Cruzando el Puente de Isabel II, y a las mismas puertas de Triana, al caminante no se le oculta la peculiar idiosincrasia de este arrabal sevillano.
A nuestra derecha, y poniéndole un airoso remate al viejo Castillo de San Jorge, la capillita del Carmen, refugio y norte de los espíritus creyentes, y de la esforzada marinería.
A nuestra izquierda, en el fiel de la vida y del arte, el desplante torero de una escultura de Venancio Blanco, con sus bronces abiertos a la suave brisa de los Puertos.
A través de esa ventana el observador podrá observar un hermoso panorama que, al otro lado del río, como en simbólico altar, muestra la grácil figura de dos edificaciones: la torre de la Giralda, y la Plaza de toros de La Maestranza.
Y allá al frente la acogedora sabiduría del barro, de la forja, y de la anea: la Plaza del Altozano, mentidero y atalaya de un barrio a quien cuadra como a ningún otro el honorífico título de “república independiente”.
En el reducido espacio que abarca una sola mirada bien podría el avispado historiador trazar las líneas históricas de tan singular universo.
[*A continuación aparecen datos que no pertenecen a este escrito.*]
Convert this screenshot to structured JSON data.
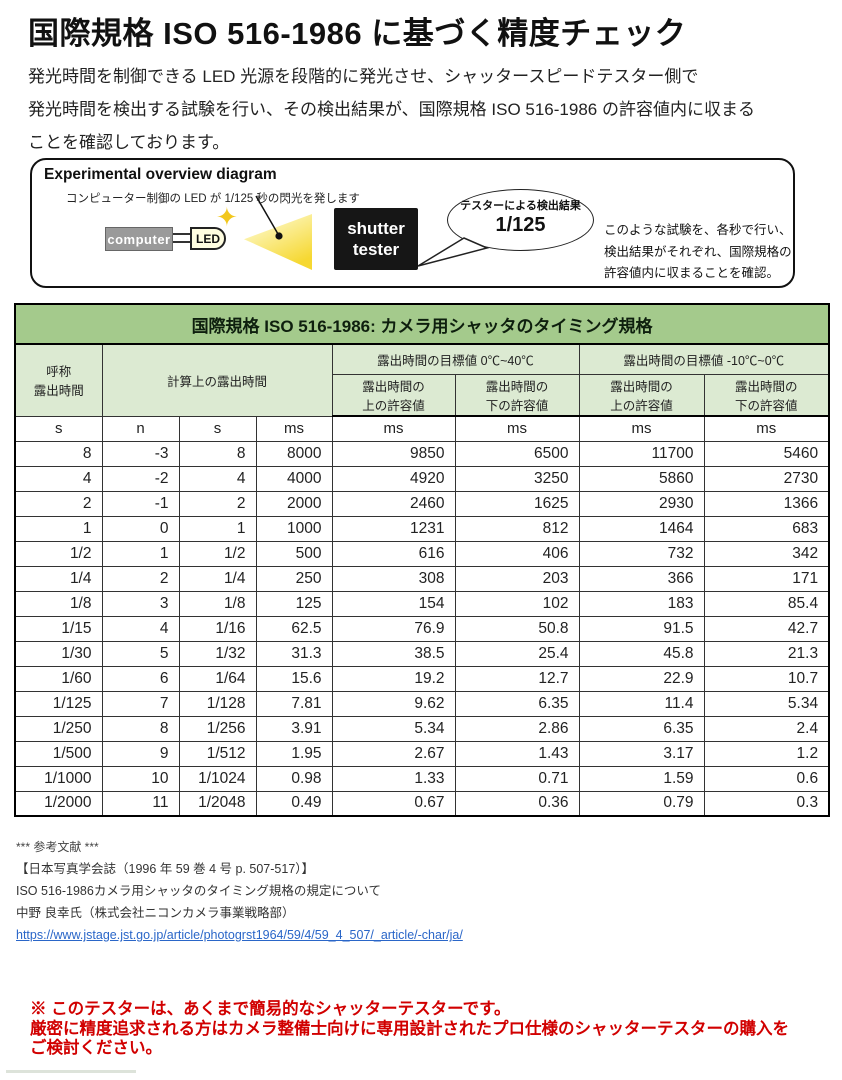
{
  "page": {
    "title": "国際規格 ISO 516-1986 に基づく精度チェック",
    "intro_lines": [
      "発光時間を制御できる LED 光源を段階的に発光させ、シャッタースピードテスター側で",
      "発光時間を検出する試験を行い、その検出結果が、国際規格 ISO 516-1986 の許容値内に収まる",
      "ことを確認しております。"
    ]
  },
  "diagram": {
    "title": "Experimental overview diagram",
    "led_caption": "コンピューター制御の LED が 1/125 秒の閃光を発します",
    "computer_label": "computer",
    "led_label": "LED",
    "sparkle_icon": "four-point-star",
    "tester_line1": "shutter",
    "tester_line2": "tester",
    "bubble_caption": "テスターによる検出結果",
    "bubble_value": "1/125",
    "note_lines": [
      "このような試験を、各秒で行い、",
      "検出結果がそれぞれ、国際規格の",
      "許容値内に収まることを確認。"
    ]
  },
  "chart_data": {
    "type": "table",
    "title": "国際規格 ISO 516-1986: カメラ用シャッタのタイミング規格",
    "name_col_header": "呼称\n露出時間",
    "calc_header": "計算上の露出時間",
    "group1_header": "露出時間の目標値 0℃~40℃",
    "group2_header": "露出時間の目標値 -10℃~0℃",
    "sub_upper": "露出時間の\n上の許容値",
    "sub_lower": "露出時間の\n下の許容値",
    "units": [
      "s",
      "n",
      "s",
      "ms",
      "ms",
      "ms",
      "ms",
      "ms"
    ],
    "rows": [
      [
        "8",
        "-3",
        "8",
        "8000",
        "9850",
        "6500",
        "11700",
        "5460"
      ],
      [
        "4",
        "-2",
        "4",
        "4000",
        "4920",
        "3250",
        "5860",
        "2730"
      ],
      [
        "2",
        "-1",
        "2",
        "2000",
        "2460",
        "1625",
        "2930",
        "1366"
      ],
      [
        "1",
        "0",
        "1",
        "1000",
        "1231",
        "812",
        "1464",
        "683"
      ],
      [
        "1/2",
        "1",
        "1/2",
        "500",
        "616",
        "406",
        "732",
        "342"
      ],
      [
        "1/4",
        "2",
        "1/4",
        "250",
        "308",
        "203",
        "366",
        "171"
      ],
      [
        "1/8",
        "3",
        "1/8",
        "125",
        "154",
        "102",
        "183",
        "85.4"
      ],
      [
        "1/15",
        "4",
        "1/16",
        "62.5",
        "76.9",
        "50.8",
        "91.5",
        "42.7"
      ],
      [
        "1/30",
        "5",
        "1/32",
        "31.3",
        "38.5",
        "25.4",
        "45.8",
        "21.3"
      ],
      [
        "1/60",
        "6",
        "1/64",
        "15.6",
        "19.2",
        "12.7",
        "22.9",
        "10.7"
      ],
      [
        "1/125",
        "7",
        "1/128",
        "7.81",
        "9.62",
        "6.35",
        "11.4",
        "5.34"
      ],
      [
        "1/250",
        "8",
        "1/256",
        "3.91",
        "5.34",
        "2.86",
        "6.35",
        "2.4"
      ],
      [
        "1/500",
        "9",
        "1/512",
        "1.95",
        "2.67",
        "1.43",
        "3.17",
        "1.2"
      ],
      [
        "1/1000",
        "10",
        "1/1024",
        "0.98",
        "1.33",
        "0.71",
        "1.59",
        "0.6"
      ],
      [
        "1/2000",
        "11",
        "1/2048",
        "0.49",
        "0.67",
        "0.36",
        "0.79",
        "0.3"
      ]
    ]
  },
  "references": {
    "heading": "*** 参考文献 ***",
    "lines": [
      "【日本写真学会誌（1996 年 59 巻 4 号 p. 507-517）】",
      "ISO 516-1986カメラ用シャッタのタイミング規格の規定について",
      "中野 良幸氏（株式会社ニコンカメラ事業戦略部）"
    ],
    "link_text": "https://www.jstage.jst.go.jp/article/photogrst1964/59/4/59_4_507/_article/-char/ja/"
  },
  "warning": {
    "lines": [
      "※ このテスターは、あくまで簡易的なシャッターテスターです。",
      "厳密に精度追求される方はカメラ整備士向けに専用設計されたプロ仕様のシャッターテスターの購入を",
      "ご検討ください。"
    ]
  },
  "colors": {
    "table_title_green": "#a4ca8c",
    "table_header_green": "#dcead2",
    "warning_red": "#d10000",
    "link_blue": "#2a66c8",
    "cone_yellow": "#f6d832",
    "led_pale_yellow": "#fffde0",
    "computer_gray": "#9a9a9a",
    "tester_black": "#161616"
  }
}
Hasta aquí vino Cervantes, tan sólo por conocer al Sr. Monipodio, y para mostrarle al mundo esa extraña forma de hermandad que es el distintivo de toda picaresca; y Estébanez Calderón, para hacernos partícipes de “Un baile en Triana”; y Gonzalo de Bilbao, para dejar constancia del blancor almidonado que lucen las cigarreras.
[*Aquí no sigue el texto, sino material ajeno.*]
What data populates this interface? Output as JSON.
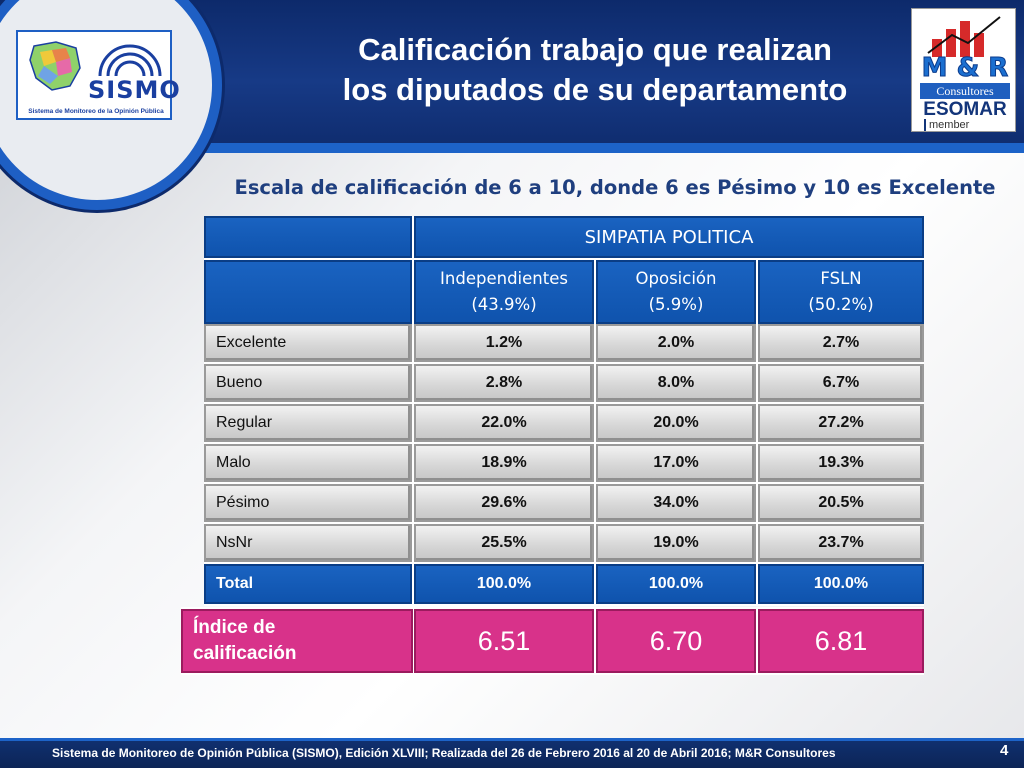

Y hasta la trianera calle Castilla, y desde la calle Roelas, a pocos pasos de La Alameda de Hércules, llegó cierto día un niño que habría de encarnar el verdadero espíritu del barrio.
Su porte desgarbado, su mirada prendida en un punto del infinito, su reposado valor, y una íntima seriedad, la esbozó mejor que nadie el pintor eibarrés Ignacio Zuloaga Zabaleta.
Grandes escritores─ como Alberto de Insúa, en su libro de “Memorias”─ también se prestarían a esbozar con su pluma una personalidad tan intensa:
─ Con él se abría una nueva época del toreo. Desgarbado, con su mandíbula de prognato y aquel modo de doblar en algunos pases todo el cuerpo, desafiando la embestida de la res, venía a ser todo lo contrario del torero elegante, eurítmico y razonador, yo diría cerebral, como el Guerra. Claro que razonaba, que calculaba, que conocía “las razones del toro”; que eran las de matarle, pero daba la impresión de ignorarlas. ¿Temeridad? Mejor, seguridad y confianza en sí mismo.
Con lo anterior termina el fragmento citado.